To achieve optimal performance of queries in a partitioned
database environment, the table rows that are needed to satisfy the
join condition must be co-located. That is, these joins must use table
rows that exist on one node without having to access rows from a table,
or parts of a table, on another node.
About this task
Spatial
joins are often used in applications that find customers within particular
polygons or determine the flood risk of customers. Here is an example
of a query to determine flood risk:Select
c.name,
c.address,
f.risk
from customers as c,
floodpoly as f
where db2gse.st_within(c.location, f.polygeom) = 1
In
this example, the customers table is quite large
and distributed across multiple partitions. The flood polygon information
is small. To implement the query efficiently, ensure that the entire
flood polygon table is available on each partition that contains customer
data.
Procedure
- Import the polygon data onto a single partition.
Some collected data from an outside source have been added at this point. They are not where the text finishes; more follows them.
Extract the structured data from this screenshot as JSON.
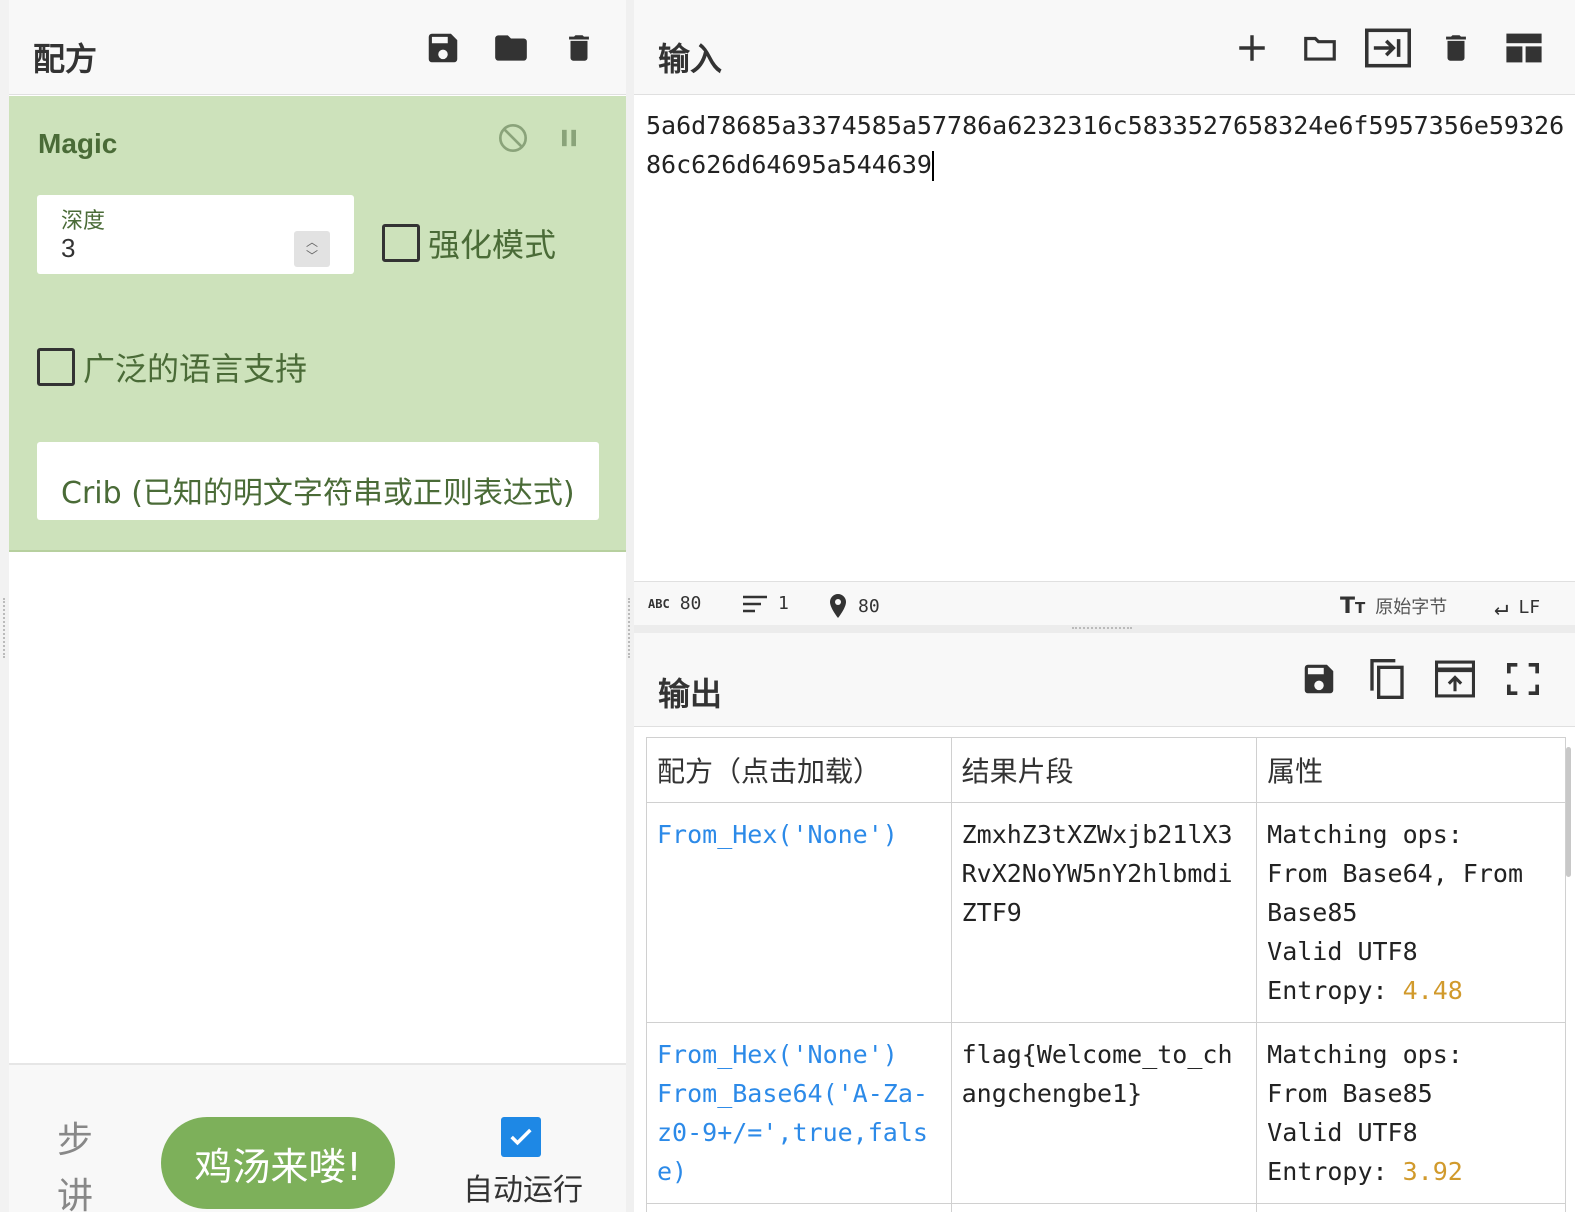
{
  "recipe_panel": {
    "title": "配方",
    "icons": [
      "save-icon",
      "folder-icon",
      "trash-icon"
    ]
  },
  "operation": {
    "name": "Magic",
    "depth_label": "深度",
    "depth_value": "3",
    "intensive_label": "强化模式",
    "extensive_label": "广泛的语言支持",
    "crib_placeholder": "Crib (已知的明文字符串或正则表达式)"
  },
  "controls": {
    "step_label": "步讲",
    "bake_label": "鸡汤来喽!",
    "autobake_label": "自动运行",
    "autobake_checked": true
  },
  "input": {
    "title": "输入",
    "text": "5a6d78685a3374585a57786a6232316c5833527658324e6f5957356e5932686c626d64695a544639",
    "icons": [
      "plus-icon",
      "folder-icon",
      "input-file-icon",
      "trash-icon",
      "layout-icon"
    ]
  },
  "status": {
    "length": "80",
    "lines": "1",
    "position": "80",
    "encoding": "原始字节",
    "eol": "LF"
  },
  "output": {
    "title": "输出",
    "icons": [
      "save-icon",
      "copy-icon",
      "replace-input-icon",
      "fullscreen-icon"
    ],
    "columns": [
      "配方（点击加载）",
      "结果片段",
      "属性"
    ],
    "rows": [
      {
        "recipe": "From_Hex('None')",
        "result": "ZmxhZ3tXZWxjb21lX3RvX2NoYW5nY2hlbmdiZTF9",
        "props_line1": "Matching ops:",
        "props_line2": "From Base64, From Base85",
        "props_line3": "Valid UTF8",
        "entropy_label": "Entropy: ",
        "entropy": "4.48"
      },
      {
        "recipe": "From_Hex('None')\nFrom_Base64('A-Za-z0-9+/=',true,false)",
        "result": "flag{Welcome_to_changchengbe1}",
        "props_line1": "Matching ops:",
        "props_line2": "From Base85",
        "props_line3": "Valid UTF8",
        "entropy_label": "Entropy: ",
        "entropy": "3.92"
      }
    ]
  }
}
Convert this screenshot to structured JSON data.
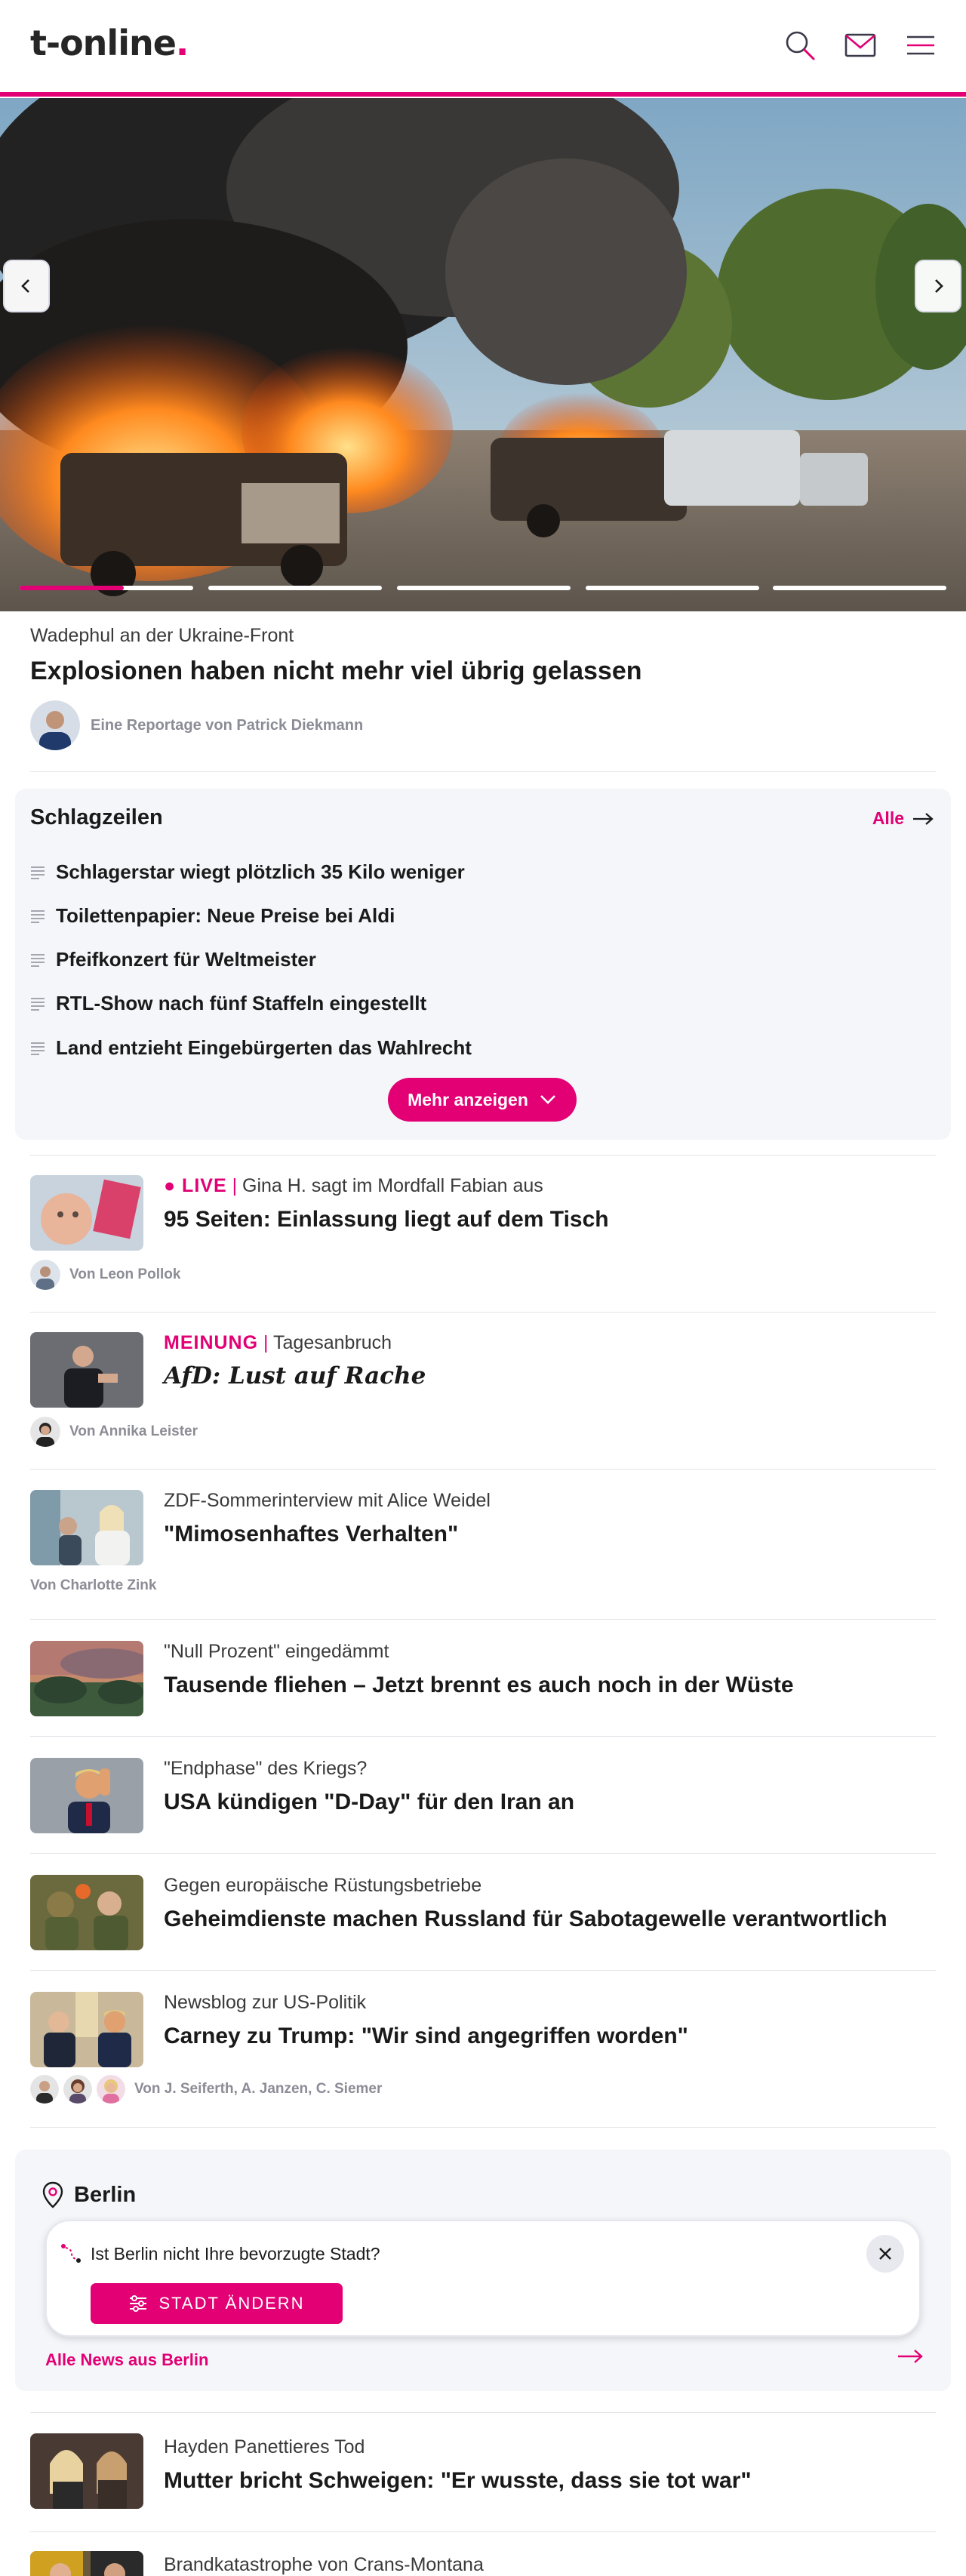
{
  "header": {
    "logo_text": "t-online",
    "logo_dot": ".",
    "icons": [
      "search-icon",
      "mail-icon",
      "menu-icon"
    ],
    "accent_color": "#e20074"
  },
  "hero": {
    "kicker": "Wadephul an der Ukraine-Front",
    "title": "Explosionen haben nicht mehr viel übrig gelassen",
    "author": "Eine Reportage von Patrick Diekmann",
    "slides_total": 5,
    "active_slide": 1
  },
  "headlines": {
    "title": "Schlagzeilen",
    "all_link": "Alle",
    "items": [
      "Schlagerstar wiegt plötzlich 35 Kilo weniger",
      "Toilettenpapier: Neue Preise bei Aldi",
      "Pfeifkonzert für Weltmeister",
      "RTL-Show nach fünf Staffeln eingestellt",
      "Land entzieht Eingebürgerten das Wahlrecht"
    ],
    "more_button": "Mehr anzeigen"
  },
  "articles": [
    {
      "label": "LIVE",
      "label_sep": "|",
      "kicker": "Gina H. sagt im Mordfall Fabian aus",
      "title": "95 Seiten: Einlassung liegt auf dem Tisch",
      "author": "Von Leon Pollok"
    },
    {
      "label": "MEINUNG",
      "label_sep": "|",
      "kicker": "Tagesanbruch",
      "title": "AfD: Lust auf Rache",
      "author": "Von Annika Leister"
    },
    {
      "kicker": "ZDF-Sommerinterview mit Alice Weidel",
      "title": "\"Mimosenhaftes Verhalten\"",
      "author": "Von Charlotte Zink"
    },
    {
      "kicker": "\"Null Prozent\" eingedämmt",
      "title": "Tausende fliehen – Jetzt brennt es auch noch in der Wüste"
    },
    {
      "kicker": "\"Endphase\" des Kriegs?",
      "title": "USA kündigen \"D-Day\" für den Iran an"
    },
    {
      "kicker": "Gegen europäische Rüstungsbetriebe",
      "title": "Geheimdienste machen Russland für Sabotagewelle verantwortlich"
    },
    {
      "kicker": "Newsblog zur US-Politik",
      "title": "Carney zu Trump: \"Wir sind angegriffen worden\"",
      "author": "Von J. Seiferth, A. Janzen, C. Siemer"
    }
  ],
  "berlin": {
    "title": "Berlin",
    "question": "Ist Berlin nicht Ihre bevorzugte Stadt?",
    "change_button": "STADT ÄNDERN",
    "all_news": "Alle News aus Berlin"
  },
  "more_articles": [
    {
      "kicker": "Hayden Panettieres Tod",
      "title": "Mutter bricht Schweigen: \"Er wusste, dass sie tot war\""
    },
    {
      "kicker": "Brandkatastrophe von Crans-Montana"
    }
  ]
}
- Create a materialized query table (MQT) that is replicated
across the partitions that contain the customer data.
For
example, after the table floodpoly has been created
and loaded, you can create the replicated MQT with a statement like
this:
CREATE TABLE floodpoly
AS ( SELECT * FROM floodpoly)
DATA INITIALLY DEFERRED
REFRESH DEFERRED
ENABLE QUERY OPTIMIZATION
MAINTAINED BY SYSTEM
DISTRIBUTE BY REPLICATION IN nodestbs
REFRESH TABLE floodpoly;
The replicated
MQT with a spatial column can be either user-maintained or system-maintained,
but it must use the REFRESH DEFERRED option, not REFRESH IMMEDIATE.
-
To have the Db2® query compiler choose
the MQT instead of the base table, you can set the following Db2 parameters:
UPDATE DB CFG USING DFT_REFRESH_AGE ANY;
UPDATE DB CFG USING DFT_MTTB_TYPES ALL;
What to do next
Use the Db2
explain tools to determine how efficiently the query will run.